Thankfully, women are challenging these misperceptions-using social media, for one thing. Kelle Stewart's Warrior Wednesdays uses Instagram to tell Black women's stories of infertility. Playwright Sonhara Eastman dramatizes infertility on YouTube with her Black Girls Guide To Fertility web series-and a podcast of the same name. Sistahs Surviving Infertility launched in 2020 as a private online support group dedicated to Black women living with Mayer-Rokitansky-Küster-Hauser (MRKH) syndrome, which contributes to infertility.
There's also the Infertilidad Latina Podcast, founded in 2020 by Audrey Quinones, Jasmine Higgins, and Blanca Tellez, which discusses infertility issues in the Latinx community and releases resources in Spanish. Quinones tells Parents that the podcast's "impact has been huge; more and more Latina and Hispanic women are sharing their stories with us. They say how happy and relieved they are to find other women who look like them, who speak their language or share their culture going through similar experiences-how they no longer feel alone. They are listening to the podcast and thus asking their doctors more educated questions and advocating."

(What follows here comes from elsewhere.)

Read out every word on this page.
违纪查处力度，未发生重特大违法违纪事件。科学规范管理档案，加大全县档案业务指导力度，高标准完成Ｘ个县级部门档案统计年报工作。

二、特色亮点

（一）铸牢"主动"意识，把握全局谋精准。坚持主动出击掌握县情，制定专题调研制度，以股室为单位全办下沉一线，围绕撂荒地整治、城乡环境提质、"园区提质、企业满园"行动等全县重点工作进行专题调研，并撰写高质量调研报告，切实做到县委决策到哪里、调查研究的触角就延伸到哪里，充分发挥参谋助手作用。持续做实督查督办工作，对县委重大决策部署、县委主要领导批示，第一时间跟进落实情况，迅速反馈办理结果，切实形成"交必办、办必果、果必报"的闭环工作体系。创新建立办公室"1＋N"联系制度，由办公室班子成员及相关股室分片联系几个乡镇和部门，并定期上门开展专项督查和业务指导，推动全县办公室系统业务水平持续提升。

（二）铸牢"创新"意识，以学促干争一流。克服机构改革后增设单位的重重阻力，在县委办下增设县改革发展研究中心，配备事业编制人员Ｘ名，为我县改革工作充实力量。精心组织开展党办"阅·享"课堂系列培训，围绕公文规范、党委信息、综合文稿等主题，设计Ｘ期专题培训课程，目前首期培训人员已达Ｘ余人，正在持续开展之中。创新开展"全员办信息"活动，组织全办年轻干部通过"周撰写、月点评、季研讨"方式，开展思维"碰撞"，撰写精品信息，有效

Plenty of celebs-from Michelle Obama to Chrissy Teigen-have also recently used their platforms to talk infertility and decrease stigma surrounding assisted reproductive technology. Such conversations open a much-needed dialogue. But, we also need to talk about the data.
Making the most of diversity data
In April 2021, President Biden suggested hope was on the horizon: "A person's race should never determine their health outcomes…The Biden-Harris Administration is committed to addressing these unacceptable disparities, and to building a health care system that delivers equity and dignity to Black, Indigenous, and other women and girls of color."

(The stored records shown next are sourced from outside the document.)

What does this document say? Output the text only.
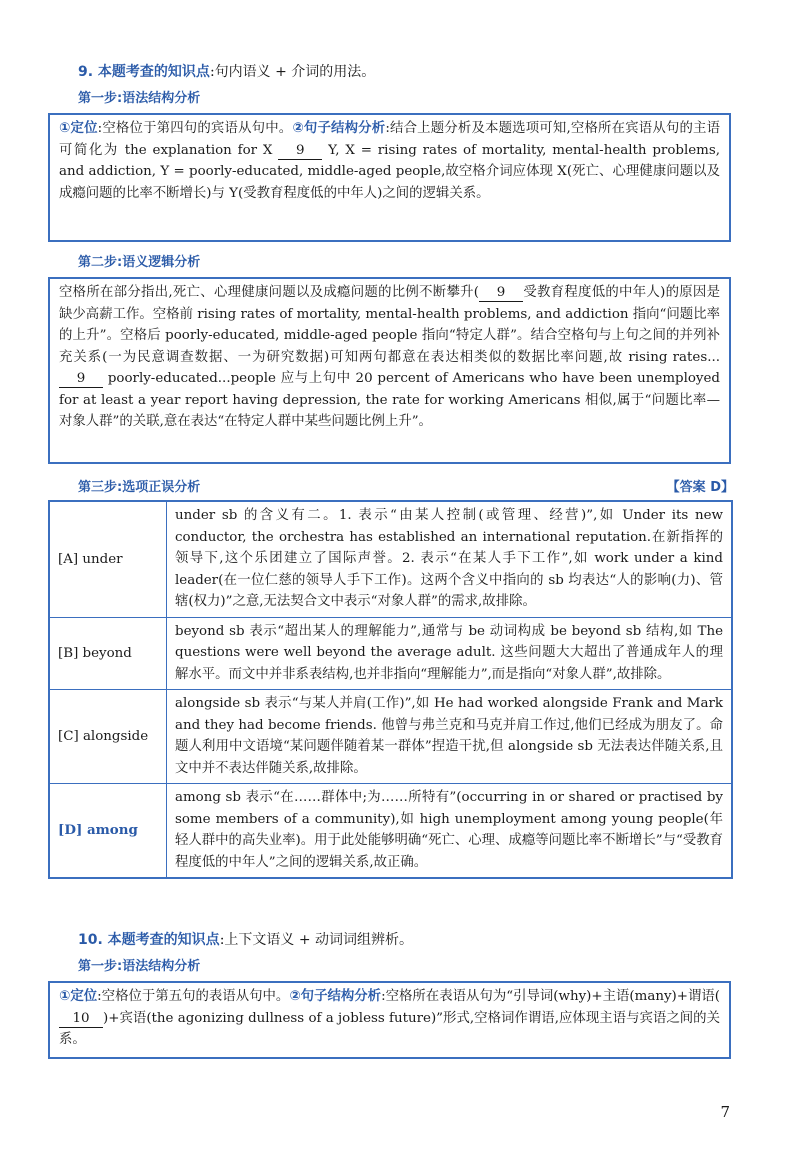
9. 本题考查的知识点:句内语义 + 介词的用法。
第一步:语法结构分析

①定位:空格位于第四句的宾语从句中。②句子结构分析:结合上题分析及本题选项可知,空格所在宾语从句的主语可简化为 the explanation for X 9 Y, X = rising rates of mortality, mental-health problems, and addiction, Y = poorly-educated, middle-aged people,故空格介词应体现 X(死亡、心理健康问题以及成瘾问题的比率不断增长)与 Y(受教育程度低的中年人)之间的逻辑关系。

第二步:语义逻辑分析

空格所在部分指出,死亡、心理健康问题以及成瘾问题的比例不断攀升( 9 受教育程度低的中年人)的原因是缺少高薪工作。空格前 rising rates of mortality, mental-health problems, and addiction 指向“问题比率的上升”。空格后 poorly-educated, middle-aged people 指向“特定人群”。结合空格句与上句之间的并列补充关系(一为民意调查数据、一为研究数据)可知两句都意在表达相类似的数据比率问题,故 rising rates... 9 poorly-educated...people 应与上句中 20 percent of Americans who have been unemployed for at least a year report having depression, the rate for working Americans 相似,属于“问题比率—对象人群”的关联,意在表达“在特定人群中某些问题比例上升”。

第三步:选项正误分析	【答案 D】
[A] under	under sb 的含义有二。1. 表示“由某人控制(或管理、经营)”,如 Under its new conductor, the orchestra has established an international reputation.在新指挥的领导下,这个乐团建立了国际声誉。2. 表示“在某人手下工作”,如 work under a kind leader(在一位仁慈的领导人手下工作)。这两个含义中指向的 sb 均表达“人的影响(力)、管辖(权力)”之意,无法契合文中表示“对象人群”的需求,故排除。
[B] beyond	beyond sb 表示“超出某人的理解能力”,通常与 be 动词构成 be beyond sb 结构,如 The questions were well beyond the average adult. 这些问题大大超出了普通成年人的理解水平。而文中并非系表结构,也并非指向“理解能力”,而是指向“对象人群”,故排除。
[C] alongside	alongside sb 表示“与某人并肩(工作)”,如 He had worked alongside Frank and Mark and they had become friends. 他曾与弗兰克和马克并肩工作过,他们已经成为朋友了。命题人利用中文语境“某问题伴随着某一群体”捏造干扰,但 alongside sb 无法表达伴随关系,且文中并不表达伴随关系,故排除。
[D] among	among sb 表示“在……群体中;为……所特有”(occurring in or shared or practised by some members of a community),如 high unemployment among young people(年轻人群中的高失业率)。用于此处能够明确“死亡、心理、成瘾等问题比率不断增长”与“受教育程度低的中年人”之间的逻辑关系,故正确。
10. 本题考查的知识点:上下文语义 + 动词词组辨析。
第一步:语法结构分析

①定位:空格位于第五句的表语从句中。②句子结构分析:空格所在表语从句为“引导词(why)+主语(many)+谓语(10 )+宾语(the agonizing dullness of a jobless future)”形式,空格词作谓语,应体现主语与宾语之间的关系。

7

He continued by noting that racism is behind this inequity in healthcare, and that "our nation must root out systemic racism everywhere it exists, including by addressing unequal social determinants of health that often contribute to racial disparities." And, last but not least, Biden noted that the "U.S. must also grow and diversify the perinatal workforce, improve how we collect data…and invest in community-based organizations to help reduce the glaring racial and ethnic disparities that persist in our health care system."
As Infertility Advocacy Day approaches on June 17, let's invest in said community-based organizations-and hope that racial equity in fertility care is not far behind.